Perchè ci serve continuare a citare Michela Murgia

Michela Murgia ha smosso le coscienze italiane ricordando a tante donne che possono non stare zitte.

Slow News. Il primo progetto italiano di slow journalism.

Questo pezzo è stato scritto alla fine di agosto del 2023, a pochi giorni dalla morte di Michela Murgia. Il testo contiene riferimenti a alcuni fatti di cronaca che erano stati molto significativi in quei giorni – le persone che leggono potranno ricordare “Lo strupro di Palermo”. Il testo è stato rivisto in minima parte per conservarne l’attualità e sono stati inseriti link per rintracciare i citati fatti di cronaca.

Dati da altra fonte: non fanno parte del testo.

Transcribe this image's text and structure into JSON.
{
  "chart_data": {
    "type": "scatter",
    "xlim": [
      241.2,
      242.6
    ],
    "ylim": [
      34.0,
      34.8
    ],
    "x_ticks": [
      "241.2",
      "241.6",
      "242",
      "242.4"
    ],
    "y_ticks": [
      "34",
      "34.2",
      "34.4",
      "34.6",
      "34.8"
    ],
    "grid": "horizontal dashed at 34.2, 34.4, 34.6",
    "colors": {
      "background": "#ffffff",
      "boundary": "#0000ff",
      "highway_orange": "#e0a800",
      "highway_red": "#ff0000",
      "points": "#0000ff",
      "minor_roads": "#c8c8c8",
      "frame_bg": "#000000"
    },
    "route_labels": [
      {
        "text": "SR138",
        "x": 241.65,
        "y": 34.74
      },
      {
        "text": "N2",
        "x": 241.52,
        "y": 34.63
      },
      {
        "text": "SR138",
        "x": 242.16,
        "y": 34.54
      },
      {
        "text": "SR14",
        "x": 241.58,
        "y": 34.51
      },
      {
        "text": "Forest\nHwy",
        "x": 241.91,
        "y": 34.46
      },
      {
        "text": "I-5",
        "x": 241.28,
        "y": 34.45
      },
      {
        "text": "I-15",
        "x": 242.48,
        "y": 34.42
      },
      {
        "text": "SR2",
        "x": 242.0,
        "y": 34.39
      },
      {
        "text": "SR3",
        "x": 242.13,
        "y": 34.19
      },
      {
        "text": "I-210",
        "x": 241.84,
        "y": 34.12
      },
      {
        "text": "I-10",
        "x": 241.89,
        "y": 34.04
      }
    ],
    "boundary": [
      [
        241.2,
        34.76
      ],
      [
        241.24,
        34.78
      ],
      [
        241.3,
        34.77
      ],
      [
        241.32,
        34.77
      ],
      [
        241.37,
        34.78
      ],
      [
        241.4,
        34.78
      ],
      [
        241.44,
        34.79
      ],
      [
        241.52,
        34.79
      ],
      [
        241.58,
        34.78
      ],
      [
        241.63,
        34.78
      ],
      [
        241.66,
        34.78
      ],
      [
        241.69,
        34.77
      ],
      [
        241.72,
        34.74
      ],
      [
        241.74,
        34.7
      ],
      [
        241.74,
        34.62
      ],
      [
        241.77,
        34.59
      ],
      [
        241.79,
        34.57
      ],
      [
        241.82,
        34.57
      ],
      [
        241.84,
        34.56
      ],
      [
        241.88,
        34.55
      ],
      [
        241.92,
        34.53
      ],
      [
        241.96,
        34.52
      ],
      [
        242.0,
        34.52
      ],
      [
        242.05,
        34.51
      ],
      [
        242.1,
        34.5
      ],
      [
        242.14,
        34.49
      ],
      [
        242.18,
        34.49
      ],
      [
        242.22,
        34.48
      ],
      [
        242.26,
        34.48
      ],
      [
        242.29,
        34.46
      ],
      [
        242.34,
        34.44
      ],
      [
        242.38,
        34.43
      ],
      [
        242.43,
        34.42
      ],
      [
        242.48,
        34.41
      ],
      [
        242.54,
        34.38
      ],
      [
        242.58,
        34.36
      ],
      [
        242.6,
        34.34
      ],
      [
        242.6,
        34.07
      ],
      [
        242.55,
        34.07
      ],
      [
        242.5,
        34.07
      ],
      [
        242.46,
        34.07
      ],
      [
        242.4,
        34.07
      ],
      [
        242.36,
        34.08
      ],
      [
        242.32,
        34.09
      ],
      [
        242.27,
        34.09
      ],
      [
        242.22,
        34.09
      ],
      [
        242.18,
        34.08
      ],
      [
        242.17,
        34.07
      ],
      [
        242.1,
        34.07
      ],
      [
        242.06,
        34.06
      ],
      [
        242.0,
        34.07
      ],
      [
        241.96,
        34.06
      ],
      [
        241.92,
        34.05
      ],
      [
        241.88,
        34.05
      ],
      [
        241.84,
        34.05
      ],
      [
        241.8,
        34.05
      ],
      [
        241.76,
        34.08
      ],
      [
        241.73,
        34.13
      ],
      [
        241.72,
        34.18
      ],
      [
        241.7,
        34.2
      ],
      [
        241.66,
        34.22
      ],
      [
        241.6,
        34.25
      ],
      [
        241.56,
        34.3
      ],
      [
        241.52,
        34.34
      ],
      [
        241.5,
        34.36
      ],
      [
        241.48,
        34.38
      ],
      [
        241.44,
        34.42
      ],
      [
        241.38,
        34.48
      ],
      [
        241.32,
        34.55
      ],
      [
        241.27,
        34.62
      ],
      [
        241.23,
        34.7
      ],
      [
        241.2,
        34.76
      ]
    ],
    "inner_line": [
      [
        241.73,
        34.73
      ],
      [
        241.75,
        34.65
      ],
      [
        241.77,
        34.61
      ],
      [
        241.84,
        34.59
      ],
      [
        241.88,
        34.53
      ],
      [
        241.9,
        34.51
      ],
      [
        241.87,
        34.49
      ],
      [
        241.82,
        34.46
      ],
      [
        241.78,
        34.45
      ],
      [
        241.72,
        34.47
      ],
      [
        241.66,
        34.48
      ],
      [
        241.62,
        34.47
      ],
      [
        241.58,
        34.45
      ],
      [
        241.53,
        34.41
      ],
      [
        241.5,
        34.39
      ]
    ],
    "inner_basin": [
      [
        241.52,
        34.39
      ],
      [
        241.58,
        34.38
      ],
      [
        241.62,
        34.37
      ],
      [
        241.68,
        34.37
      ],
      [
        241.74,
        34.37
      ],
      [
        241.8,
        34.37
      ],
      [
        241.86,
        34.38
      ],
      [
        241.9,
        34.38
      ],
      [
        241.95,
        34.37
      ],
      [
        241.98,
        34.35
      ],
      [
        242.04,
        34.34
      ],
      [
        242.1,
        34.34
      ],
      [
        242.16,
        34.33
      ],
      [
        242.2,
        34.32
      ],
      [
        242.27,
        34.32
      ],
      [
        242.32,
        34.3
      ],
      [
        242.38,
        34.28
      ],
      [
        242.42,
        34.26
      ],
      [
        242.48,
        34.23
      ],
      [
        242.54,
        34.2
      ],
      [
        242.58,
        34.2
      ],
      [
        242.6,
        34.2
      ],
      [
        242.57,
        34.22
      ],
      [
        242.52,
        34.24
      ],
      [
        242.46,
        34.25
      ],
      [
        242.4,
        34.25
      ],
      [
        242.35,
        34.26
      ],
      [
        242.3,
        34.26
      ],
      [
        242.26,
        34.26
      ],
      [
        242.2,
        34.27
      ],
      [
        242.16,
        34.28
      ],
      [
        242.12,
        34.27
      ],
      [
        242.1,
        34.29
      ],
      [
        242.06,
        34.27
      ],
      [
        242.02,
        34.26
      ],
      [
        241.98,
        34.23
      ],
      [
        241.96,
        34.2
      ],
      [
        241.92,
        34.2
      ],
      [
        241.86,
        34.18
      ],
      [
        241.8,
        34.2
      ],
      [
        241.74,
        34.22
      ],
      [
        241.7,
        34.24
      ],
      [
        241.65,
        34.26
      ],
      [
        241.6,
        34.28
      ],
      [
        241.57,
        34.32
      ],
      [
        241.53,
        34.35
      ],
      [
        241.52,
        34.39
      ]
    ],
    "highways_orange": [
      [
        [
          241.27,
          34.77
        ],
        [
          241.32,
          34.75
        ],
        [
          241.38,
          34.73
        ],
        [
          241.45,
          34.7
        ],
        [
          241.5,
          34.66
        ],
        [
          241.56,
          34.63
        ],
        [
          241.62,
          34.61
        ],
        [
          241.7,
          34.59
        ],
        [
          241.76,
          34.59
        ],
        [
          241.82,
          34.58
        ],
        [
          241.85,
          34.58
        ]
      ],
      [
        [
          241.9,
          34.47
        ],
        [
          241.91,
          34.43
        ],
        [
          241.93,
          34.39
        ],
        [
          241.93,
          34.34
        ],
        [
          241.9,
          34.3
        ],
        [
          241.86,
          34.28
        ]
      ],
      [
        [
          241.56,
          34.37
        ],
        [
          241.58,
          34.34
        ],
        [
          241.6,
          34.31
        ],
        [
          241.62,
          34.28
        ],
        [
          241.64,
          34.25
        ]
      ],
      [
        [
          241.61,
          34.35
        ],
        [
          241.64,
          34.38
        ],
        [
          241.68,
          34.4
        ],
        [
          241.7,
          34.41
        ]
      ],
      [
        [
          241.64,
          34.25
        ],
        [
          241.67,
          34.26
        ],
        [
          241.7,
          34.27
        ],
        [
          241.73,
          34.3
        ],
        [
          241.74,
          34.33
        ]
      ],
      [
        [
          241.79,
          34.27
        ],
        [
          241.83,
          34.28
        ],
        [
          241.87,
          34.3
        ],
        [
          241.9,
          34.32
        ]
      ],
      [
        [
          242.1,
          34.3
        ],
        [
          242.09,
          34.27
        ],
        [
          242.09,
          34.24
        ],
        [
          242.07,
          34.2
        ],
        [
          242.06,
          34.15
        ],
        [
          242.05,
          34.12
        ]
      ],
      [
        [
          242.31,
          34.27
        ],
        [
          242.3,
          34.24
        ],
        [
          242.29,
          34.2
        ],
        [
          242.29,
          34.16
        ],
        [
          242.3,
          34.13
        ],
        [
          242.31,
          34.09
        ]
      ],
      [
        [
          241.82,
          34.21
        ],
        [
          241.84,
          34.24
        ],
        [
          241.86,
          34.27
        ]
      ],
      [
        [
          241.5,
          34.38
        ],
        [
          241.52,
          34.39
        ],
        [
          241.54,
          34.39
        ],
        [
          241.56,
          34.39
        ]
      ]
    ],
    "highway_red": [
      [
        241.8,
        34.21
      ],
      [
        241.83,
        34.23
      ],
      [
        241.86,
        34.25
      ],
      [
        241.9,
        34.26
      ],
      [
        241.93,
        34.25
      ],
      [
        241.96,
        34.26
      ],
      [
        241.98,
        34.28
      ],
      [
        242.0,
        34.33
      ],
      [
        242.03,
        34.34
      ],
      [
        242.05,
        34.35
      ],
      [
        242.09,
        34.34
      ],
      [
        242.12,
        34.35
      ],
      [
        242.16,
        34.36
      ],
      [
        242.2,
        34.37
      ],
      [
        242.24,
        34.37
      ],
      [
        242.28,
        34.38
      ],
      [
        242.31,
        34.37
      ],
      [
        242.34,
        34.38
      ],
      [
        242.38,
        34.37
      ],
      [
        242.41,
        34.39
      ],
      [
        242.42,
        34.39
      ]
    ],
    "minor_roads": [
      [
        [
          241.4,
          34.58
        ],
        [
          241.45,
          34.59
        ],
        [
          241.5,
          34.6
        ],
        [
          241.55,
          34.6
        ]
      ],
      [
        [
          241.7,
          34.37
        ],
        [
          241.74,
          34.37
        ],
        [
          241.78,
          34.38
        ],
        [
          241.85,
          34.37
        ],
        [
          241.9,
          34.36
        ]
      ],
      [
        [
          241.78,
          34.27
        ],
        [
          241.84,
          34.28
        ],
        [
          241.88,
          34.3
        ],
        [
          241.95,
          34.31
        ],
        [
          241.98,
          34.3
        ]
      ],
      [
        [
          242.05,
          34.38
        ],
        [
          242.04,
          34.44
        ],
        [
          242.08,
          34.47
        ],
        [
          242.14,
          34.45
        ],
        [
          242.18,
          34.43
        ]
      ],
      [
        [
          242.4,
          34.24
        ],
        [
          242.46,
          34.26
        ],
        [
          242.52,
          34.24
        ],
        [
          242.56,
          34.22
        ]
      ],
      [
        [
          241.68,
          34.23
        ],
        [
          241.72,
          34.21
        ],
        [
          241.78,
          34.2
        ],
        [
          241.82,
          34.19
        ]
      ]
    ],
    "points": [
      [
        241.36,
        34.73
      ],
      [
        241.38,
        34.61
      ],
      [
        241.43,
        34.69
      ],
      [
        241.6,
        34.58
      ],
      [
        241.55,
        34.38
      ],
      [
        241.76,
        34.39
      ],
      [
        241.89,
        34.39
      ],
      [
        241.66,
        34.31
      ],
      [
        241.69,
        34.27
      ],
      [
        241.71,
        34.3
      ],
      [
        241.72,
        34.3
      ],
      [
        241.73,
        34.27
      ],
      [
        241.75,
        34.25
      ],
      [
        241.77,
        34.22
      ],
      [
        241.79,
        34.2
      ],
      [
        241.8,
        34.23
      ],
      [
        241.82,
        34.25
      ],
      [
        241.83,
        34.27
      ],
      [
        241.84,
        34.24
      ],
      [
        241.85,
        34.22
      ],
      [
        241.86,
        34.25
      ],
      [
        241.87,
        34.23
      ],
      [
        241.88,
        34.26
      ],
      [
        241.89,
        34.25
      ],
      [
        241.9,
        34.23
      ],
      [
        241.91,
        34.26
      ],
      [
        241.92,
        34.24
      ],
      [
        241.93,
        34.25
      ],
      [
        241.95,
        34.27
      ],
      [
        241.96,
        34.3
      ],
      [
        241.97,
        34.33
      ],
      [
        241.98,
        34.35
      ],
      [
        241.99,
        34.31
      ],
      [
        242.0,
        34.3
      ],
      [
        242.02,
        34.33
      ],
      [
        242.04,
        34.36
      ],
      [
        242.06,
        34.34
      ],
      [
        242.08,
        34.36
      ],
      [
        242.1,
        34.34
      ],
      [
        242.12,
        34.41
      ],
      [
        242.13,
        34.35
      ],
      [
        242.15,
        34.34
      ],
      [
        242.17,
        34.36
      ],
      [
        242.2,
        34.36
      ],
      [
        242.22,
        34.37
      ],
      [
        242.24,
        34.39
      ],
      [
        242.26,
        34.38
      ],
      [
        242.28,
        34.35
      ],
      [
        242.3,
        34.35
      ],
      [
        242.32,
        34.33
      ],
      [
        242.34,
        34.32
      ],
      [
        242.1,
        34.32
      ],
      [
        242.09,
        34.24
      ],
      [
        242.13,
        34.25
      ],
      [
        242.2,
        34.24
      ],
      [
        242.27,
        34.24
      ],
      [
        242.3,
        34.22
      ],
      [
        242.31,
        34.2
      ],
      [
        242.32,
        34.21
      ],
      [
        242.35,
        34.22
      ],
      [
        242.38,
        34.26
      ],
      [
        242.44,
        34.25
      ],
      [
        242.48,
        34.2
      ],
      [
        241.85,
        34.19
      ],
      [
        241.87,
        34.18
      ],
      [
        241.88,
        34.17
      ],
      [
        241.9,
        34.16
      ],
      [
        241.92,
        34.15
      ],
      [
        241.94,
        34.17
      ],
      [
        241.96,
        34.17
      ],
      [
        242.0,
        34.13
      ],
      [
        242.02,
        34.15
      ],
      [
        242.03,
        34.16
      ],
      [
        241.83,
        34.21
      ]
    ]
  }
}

Trigger Warning // violenza

Nei giorni immediatamente successivi alla morte di Michela Murgia, l’ex Senatore Marco Perduca, uno degli uomini e politici più intelligenti e sensibili che conosco, attento osservatore partecipante delle nuove ondate di transfemminismo italiano in un post sul suo profilo Facebook scriveva criticamente come l’onda lunga sui social del lutto per l’intellettuale e attivista Michela Murgia fosse costituita soprattutto da citazioni pubblicate senza la chiosa di ulteriori commenti. Qualche giorno prima Marco si interrogava anche su cosa resterà dopo la fase di partecipazione e commozione che è seguita alla morte di Murgia. 

 

Quanto deve durare il lutto? si domandava Perduca. E, aggiungeva nei commenti, “temo che si va in un “dopo” un po’ troppo lungo e, senza niente togliere alla Murgia, alcune cose si erano lette da qualche secolo…” Con Marco Perduca ci conosciamo ormai da 14 anni e negli ultimi 4 anni con l’Associazione Luca Coscioni, Science for Democracy e Eumans abbiamo lavorato a stretto contatto, quasi quotidiano, contribuendo a dare corpo e vita anche a cose piuttosto importanti, come un Congresso per la Pace Sostenibile, la Democrazia e la Libertà tenutosi a Varsavia a pochi giorni dall’inizio della guerra in Ucraina, un’iniziativa nel mezzo della pandemia per la gestione europea dell’emergenza, audita sotto forma di Petizione anche dal Parlamento Europeo, due raccolte firme referendarie, per l’eutanasia legale e per la cannabis legale, accelerate dalla conquista del diritto a usare la firma digitale per gli istituti costituzionali di democrazia partecipativa. Insomma, con un buon margine di sicurezza nella reciprocità so che con Marco siamo stati compagni e tutt’ora condividiamo una certa visione del mondo e del modo di concepire la politica. 

 

Sulla base di questi vissuti condivisi, consapevole della sua costante ricerca umana, culturale e politica sul femminismo, rispondo oggi a queste sue riflessioni estemporanee ma non retoriche sul lutto per Murgia. Rispondo mentre le strade di Palermo e di Catania ribollono di persone, che al dolorosissimo grido “se toccano una rispondiamo tutte” denunciano che l’unica radice della violenza sia la cultura patriarcale del possesso e del controllo e si adoperano in varie forme di azione quotidiana per fermare la strage dei femminicidi protagonista, insieme agli sbarchi dei migranti, dei titoli dei giornali nell’estate del 2023.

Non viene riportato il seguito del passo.